Customer is responsible for all of its activity in connection with the Service. Customer shall defend, indemnify, and hold harmless  TPG, its affiliates and each of their employees, contractors, officers, directors, suppliers, attorneys and representatives from all liabilities, claims, suits, demands, losses, damages, costs, and expenses, including reasonable attorneys' fees and costs, that arise from any third-party claim related to: (i) Customer’s gross negligence or intentional misconduct related to its use of the Service;(ii) Customer’s violation of this Agreement or violation of any applicable law, regulation, or third-party right; (iii) any data or materials provided by Customer for use in connection of the Services; and (iv) Customer’s misuse or unauthorized use of the Services.

TPG will defend, indemnify and hold harmless Customer, its affiliates and each of their employees, contractors, officers, directors, suppliers, attorneys and representatives from all liabilities, claims, suits, demands, losses, damages,  costs, and expenses, including reasonable attorneys' fees and costs, that arise from any third-party claim related to: (i) TPG’s gross negligence or intentional misconduct in delivering the Services; (ii) intellectual property  infringement, provided that TPG’s indemnity obligations shall not apply to the extent a claim arises from or relates to TPG’s compliance with instructions provided by the Customer in connection with the Services.
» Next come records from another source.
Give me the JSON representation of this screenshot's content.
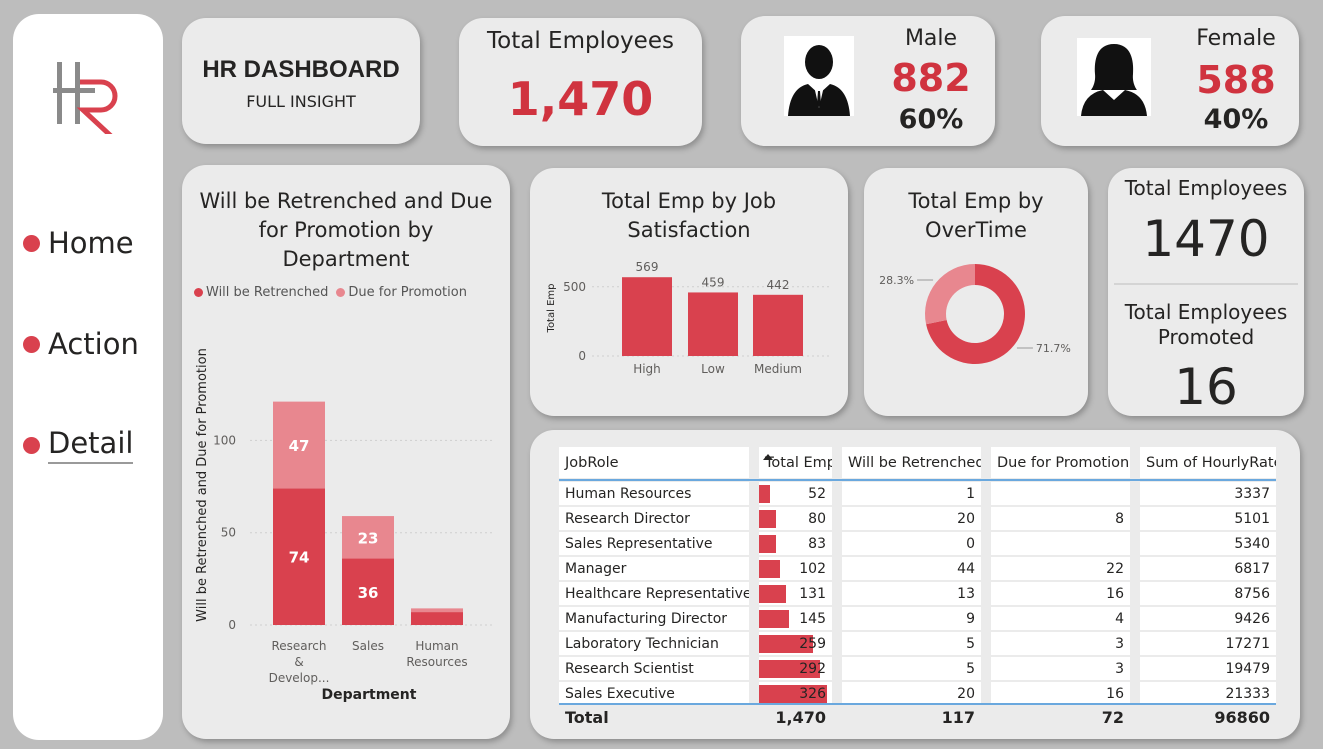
{
  "sidebar": {
    "logo_text": "HR",
    "nav": [
      {
        "label": "Home"
      },
      {
        "label": "Action"
      },
      {
        "label": "Detail"
      }
    ]
  },
  "header": {
    "title": "HR DASHBOARD",
    "subtitle": "FULL INSIGHT"
  },
  "kpi": {
    "total_employees": {
      "label": "Total Employees",
      "value": "1,470"
    },
    "male": {
      "label": "Male",
      "value": "882",
      "pct": "60%"
    },
    "female": {
      "label": "Female",
      "value": "588",
      "pct": "40%"
    },
    "side_total": {
      "label": "Total Employees",
      "value": "1470"
    },
    "promoted": {
      "label": "Total Employees Promoted",
      "value": "16"
    }
  },
  "colors": {
    "accent": "#d9414e",
    "accent_light": "#e8878f",
    "card": "#ebebeb",
    "background": "#bdbdbd"
  },
  "chart_data": [
    {
      "type": "bar",
      "stacked": true,
      "title": "Will be Retrenched and Due for Promotion by Department",
      "xlabel": "Department",
      "ylabel": "Will be Retrenched and Due for Promotion",
      "categories": [
        "Research & Develop...",
        "Sales",
        "Human Resources"
      ],
      "series": [
        {
          "name": "Will be Retrenched",
          "values": [
            74,
            36,
            7
          ],
          "color": "#d9414e"
        },
        {
          "name": "Due for Promotion",
          "values": [
            47,
            23,
            2
          ],
          "color": "#e8878f"
        }
      ],
      "yticks": [
        "0",
        "50",
        "100"
      ],
      "ylim": [
        0,
        130
      ],
      "legend": "top-left",
      "grid": true
    },
    {
      "type": "bar",
      "title": "Total Emp by Job Satisfaction",
      "xlabel": "",
      "ylabel": "Total Emp",
      "categories": [
        "High",
        "Low",
        "Medium"
      ],
      "values": [
        569,
        459,
        442
      ],
      "yticks": [
        "0",
        "500"
      ],
      "ylim": [
        0,
        650
      ],
      "grid": true
    },
    {
      "type": "pie",
      "donut": true,
      "title": "Total Emp by OverTime",
      "slices": [
        {
          "value": 71.7,
          "label": "71.7%",
          "color": "#d9414e"
        },
        {
          "value": 28.3,
          "label": "28.3%",
          "color": "#e8878f"
        }
      ]
    }
  ],
  "table": {
    "columns": [
      "JobRole",
      "Total Emp",
      "Will be Retrenched",
      "Due for Promotion",
      "Sum of HourlyRate"
    ],
    "rows": [
      {
        "role": "Human Resources",
        "total": 52,
        "retrenched": "1",
        "promotion": "",
        "hourly": "3337"
      },
      {
        "role": "Research Director",
        "total": 80,
        "retrenched": "20",
        "promotion": "8",
        "hourly": "5101"
      },
      {
        "role": "Sales Representative",
        "total": 83,
        "retrenched": "0",
        "promotion": "",
        "hourly": "5340"
      },
      {
        "role": "Manager",
        "total": 102,
        "retrenched": "44",
        "promotion": "22",
        "hourly": "6817"
      },
      {
        "role": "Healthcare Representative",
        "total": 131,
        "retrenched": "13",
        "promotion": "16",
        "hourly": "8756"
      },
      {
        "role": "Manufacturing Director",
        "total": 145,
        "retrenched": "9",
        "promotion": "4",
        "hourly": "9426"
      },
      {
        "role": "Laboratory Technician",
        "total": 259,
        "retrenched": "5",
        "promotion": "3",
        "hourly": "17271"
      },
      {
        "role": "Research Scientist",
        "total": 292,
        "retrenched": "5",
        "promotion": "3",
        "hourly": "19479"
      },
      {
        "role": "Sales Executive",
        "total": 326,
        "retrenched": "20",
        "promotion": "16",
        "hourly": "21333"
      }
    ],
    "totals": {
      "label": "Total",
      "total": "1,470",
      "retrenched": "117",
      "promotion": "72",
      "hourly": "96860"
    }
  }
}
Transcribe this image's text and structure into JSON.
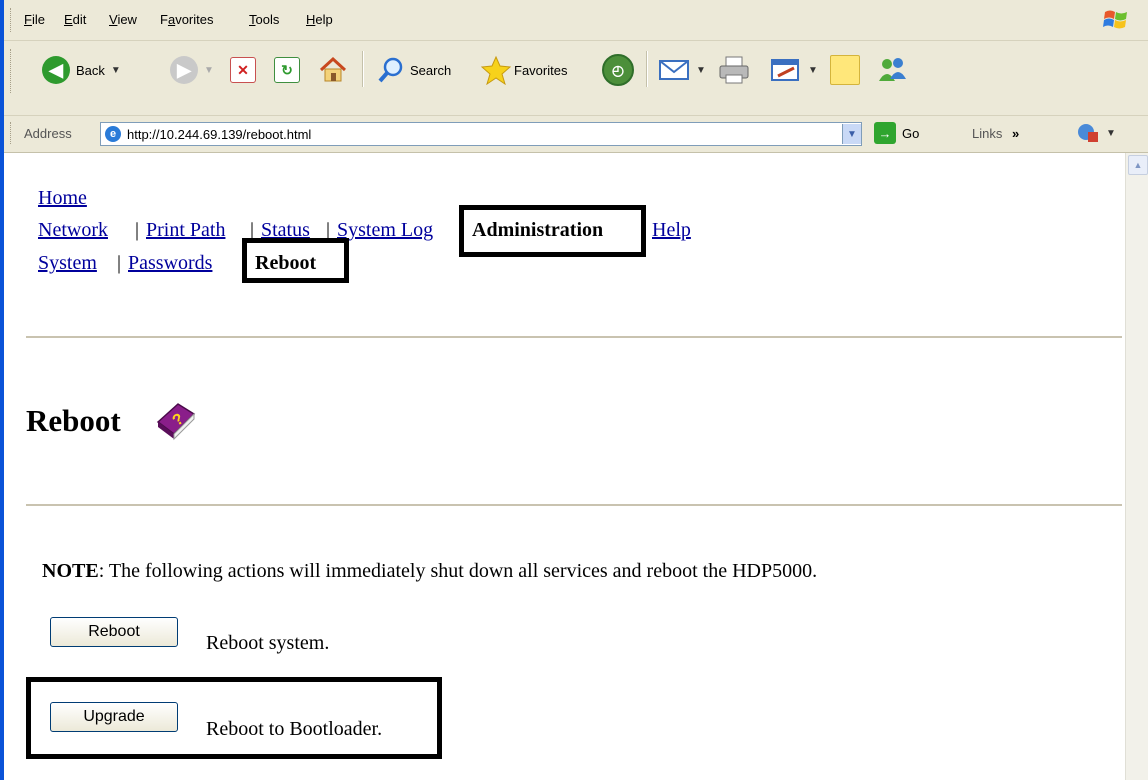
{
  "menu": {
    "items": [
      {
        "label": "File",
        "accel": "F",
        "rest": "ile"
      },
      {
        "label": "Edit",
        "accel": "E",
        "rest": "dit"
      },
      {
        "label": "View",
        "accel": "V",
        "rest": "iew"
      },
      {
        "label": "Favorites",
        "accel": "a",
        "pre": "F",
        "rest": "vorites"
      },
      {
        "label": "Tools",
        "accel": "T",
        "rest": "ools"
      },
      {
        "label": "Help",
        "accel": "H",
        "rest": "elp"
      }
    ]
  },
  "toolbar": {
    "back_label": "Back",
    "search_label": "Search",
    "favorites_label": "Favorites"
  },
  "address": {
    "label": "Address",
    "url": "http://10.244.69.139/reboot.html",
    "go_label": "Go",
    "links_label": "Links",
    "links_chevron": "»"
  },
  "nav": {
    "home": "Home",
    "row2": [
      "Network",
      "Print Path",
      "Status",
      "System Log"
    ],
    "current_section": "Administration",
    "help": "Help",
    "row3": [
      "System",
      "Passwords"
    ],
    "current_page": "Reboot",
    "separator": "|"
  },
  "page": {
    "heading": "Reboot",
    "note_label": "NOTE",
    "note_text": ": The following actions will immediately shut down all services and reboot the HDP5000.",
    "reboot_button": "Reboot",
    "reboot_desc": "Reboot system.",
    "upgrade_button": "Upgrade",
    "upgrade_desc": "Reboot to Bootloader."
  }
}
Notwithstanding the foregoing, neither Party will be liable for any claim to the extent (a) the Party seeking indemnification has violated any material provision of this Agreement or Order Form; and (b) the claim would have been avoided in the absence of such violation.

A Party seeking indemnification pursuant to this Agreement (the “Indemnified Party”) shall: (a) notify the other Party (the “Indemnifying Party”) in writing within five (5) business days of the Indemnified Party’s receipt of the claim or action upon which such claim for indemnification is based and tender the defense thereof to the Indemnifying Party, (b) permit the Indemnifying Party to direct the defense of such claim or action at the Indemnifying Party’s expense, (c) provide the Indemnifying Party with all information and assistance reasonably necessary to defend the same, and (d) not enter into any settlement of the claim or action without the Indemnifying Party’s written consent. Notwithstanding the foregoing, the Indemnified Party may, at its sole option and expense, participate in the defense of the claim or action with additional counsel of its own choosing. Failure to comply with this Section 7 will not relieve a Party of its indemnification obligations unless such failure results in material prejudice to the Indemnifying Party’s defense of a claim or action

 

8. WARRANTIES

Customer represents and warrants that: (i) with respect to all information it provides to TPG, Customer has the full right and authority to make such provision and to allow TPG to use such information to provide the Service (including, without limitation, for TPG to provide such information to its data providers), (ii) none of the Customer information (e.g. emails) transmitted, uploaded or otherwise distributed by it (or its partners or any third party) through use of the Service will infringe or otherwise conflict with the rights of any third party, and (iii) it will use the Service only in compliance with all applicable regulations and laws.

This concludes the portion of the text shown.